The LASSO problem can be formulated in two ways:
1) Constrained formulation: $$ \|Xw-y\|^2\to\min_{w}\\ \text{s.t. } \sum_{i}|w_i|\leq{t}. $$
2)Penalised formulation: $$ \|Xw-y\|^2+\lambda\left(\sum_{i}|w_i|\right)\to\min_w. $$
It is required to show that there exist such $t, \lambda$ that the two formulations are equivalent.

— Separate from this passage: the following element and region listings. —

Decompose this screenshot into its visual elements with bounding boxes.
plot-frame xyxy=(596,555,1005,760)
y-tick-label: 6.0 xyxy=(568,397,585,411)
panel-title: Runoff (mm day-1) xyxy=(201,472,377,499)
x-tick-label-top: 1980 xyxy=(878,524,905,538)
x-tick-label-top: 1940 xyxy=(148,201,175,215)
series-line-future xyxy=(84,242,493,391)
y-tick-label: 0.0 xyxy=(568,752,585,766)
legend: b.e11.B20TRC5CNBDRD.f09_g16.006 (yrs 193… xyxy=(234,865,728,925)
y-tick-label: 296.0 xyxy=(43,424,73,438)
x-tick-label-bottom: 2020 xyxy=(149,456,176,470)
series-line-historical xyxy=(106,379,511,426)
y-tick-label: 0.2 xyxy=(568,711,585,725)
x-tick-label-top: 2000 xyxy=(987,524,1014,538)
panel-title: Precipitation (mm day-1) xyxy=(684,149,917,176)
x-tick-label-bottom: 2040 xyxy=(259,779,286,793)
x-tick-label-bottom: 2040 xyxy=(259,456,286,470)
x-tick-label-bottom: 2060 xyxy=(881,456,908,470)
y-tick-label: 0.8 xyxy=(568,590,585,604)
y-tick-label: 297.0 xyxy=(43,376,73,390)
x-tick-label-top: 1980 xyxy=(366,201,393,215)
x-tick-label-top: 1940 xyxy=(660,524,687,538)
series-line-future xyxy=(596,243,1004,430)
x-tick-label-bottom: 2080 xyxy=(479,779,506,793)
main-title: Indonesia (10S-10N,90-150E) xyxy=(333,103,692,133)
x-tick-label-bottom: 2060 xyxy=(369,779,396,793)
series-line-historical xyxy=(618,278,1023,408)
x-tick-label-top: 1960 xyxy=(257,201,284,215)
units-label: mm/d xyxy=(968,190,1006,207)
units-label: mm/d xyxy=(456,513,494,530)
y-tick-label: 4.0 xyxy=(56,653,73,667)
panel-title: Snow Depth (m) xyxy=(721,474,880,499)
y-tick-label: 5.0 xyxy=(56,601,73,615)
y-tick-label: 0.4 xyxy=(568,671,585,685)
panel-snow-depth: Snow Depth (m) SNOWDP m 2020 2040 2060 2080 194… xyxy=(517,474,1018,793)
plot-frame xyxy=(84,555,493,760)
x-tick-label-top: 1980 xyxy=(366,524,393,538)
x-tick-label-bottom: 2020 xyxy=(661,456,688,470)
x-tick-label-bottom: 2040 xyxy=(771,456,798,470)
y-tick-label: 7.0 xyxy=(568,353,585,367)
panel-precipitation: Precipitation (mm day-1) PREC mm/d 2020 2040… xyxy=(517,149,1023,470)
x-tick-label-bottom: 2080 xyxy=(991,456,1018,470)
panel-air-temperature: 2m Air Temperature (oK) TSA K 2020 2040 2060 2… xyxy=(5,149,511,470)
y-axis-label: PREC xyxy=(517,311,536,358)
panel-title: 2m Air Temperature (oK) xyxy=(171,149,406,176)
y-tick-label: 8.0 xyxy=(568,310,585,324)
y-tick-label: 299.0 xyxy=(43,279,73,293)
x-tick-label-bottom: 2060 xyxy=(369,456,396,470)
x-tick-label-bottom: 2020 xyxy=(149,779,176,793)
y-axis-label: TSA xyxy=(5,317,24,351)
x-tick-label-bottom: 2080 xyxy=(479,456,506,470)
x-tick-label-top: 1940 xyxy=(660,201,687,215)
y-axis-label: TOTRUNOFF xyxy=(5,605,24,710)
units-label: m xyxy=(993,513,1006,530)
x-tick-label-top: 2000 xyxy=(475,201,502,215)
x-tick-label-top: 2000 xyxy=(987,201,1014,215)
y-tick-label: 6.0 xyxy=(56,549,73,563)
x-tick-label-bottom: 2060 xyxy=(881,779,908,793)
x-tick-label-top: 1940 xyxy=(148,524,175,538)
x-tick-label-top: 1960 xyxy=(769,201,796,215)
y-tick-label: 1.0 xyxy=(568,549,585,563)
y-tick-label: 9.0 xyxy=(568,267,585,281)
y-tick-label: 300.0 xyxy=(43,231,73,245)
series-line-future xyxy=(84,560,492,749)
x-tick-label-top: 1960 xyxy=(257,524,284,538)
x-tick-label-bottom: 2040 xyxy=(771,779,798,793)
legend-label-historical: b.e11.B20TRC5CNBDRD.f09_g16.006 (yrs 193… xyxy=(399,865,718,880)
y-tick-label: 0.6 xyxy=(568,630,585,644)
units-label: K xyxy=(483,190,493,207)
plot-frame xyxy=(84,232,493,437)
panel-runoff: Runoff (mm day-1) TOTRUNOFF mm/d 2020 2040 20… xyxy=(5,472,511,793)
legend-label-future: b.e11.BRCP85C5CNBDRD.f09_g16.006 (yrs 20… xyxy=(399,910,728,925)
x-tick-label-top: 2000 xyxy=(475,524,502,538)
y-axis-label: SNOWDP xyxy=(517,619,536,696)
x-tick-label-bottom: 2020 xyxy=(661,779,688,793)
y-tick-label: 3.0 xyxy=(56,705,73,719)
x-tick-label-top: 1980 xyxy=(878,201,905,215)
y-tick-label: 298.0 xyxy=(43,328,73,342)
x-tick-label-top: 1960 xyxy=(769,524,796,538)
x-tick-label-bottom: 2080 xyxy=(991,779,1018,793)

There is already such question on this site here. However, I am not convinced that the accepted answer is correct: it argues that the KKT conditions for the first form are equivalent to the first - order conditions for the second one for certain parameters' values. But, strictly speaking, the first - order conditions are not applicable here since the objective function is not differentiable everywhere for the second form.
Is the provided proof valid? It seems to me that a better way to proceed here would be to use the saddle - point argument:
Consider the constrained formulation. Since the objective and the constraints are convex and Slater's condition is satisfied, the pair $(w^*, \lambda^*)$ is primal-dual optimal iff it is a saddle-point of the Lagrangian: $$ \sup_{\lambda}\inf_wL(w,\lambda)=\inf_{w}\sup_{\lambda}L(w, \lambda)=L(w^*, \lambda^*),\\ L(w, \lambda)=||Xw-y||^2+\lambda(\sum_i|w_i|-t). $$ Moreover, we know that such a pair exists. Substituting $\lambda^*$ into the last equality, we obtain that the original problem is equivalent to $$ ||Xw-y||^2+\lambda^*(\sum_i|w_i|-\underbrace{t}_{\text{const}})\to\min_w.\\ ||Xw-y||^2+\lambda^*(\sum_i|w_i|)\to\min_w. $$ It is now obvious that, if in the second, penalised problem formulation we take $\lambda=\lambda^*$, the problems are exactly identical.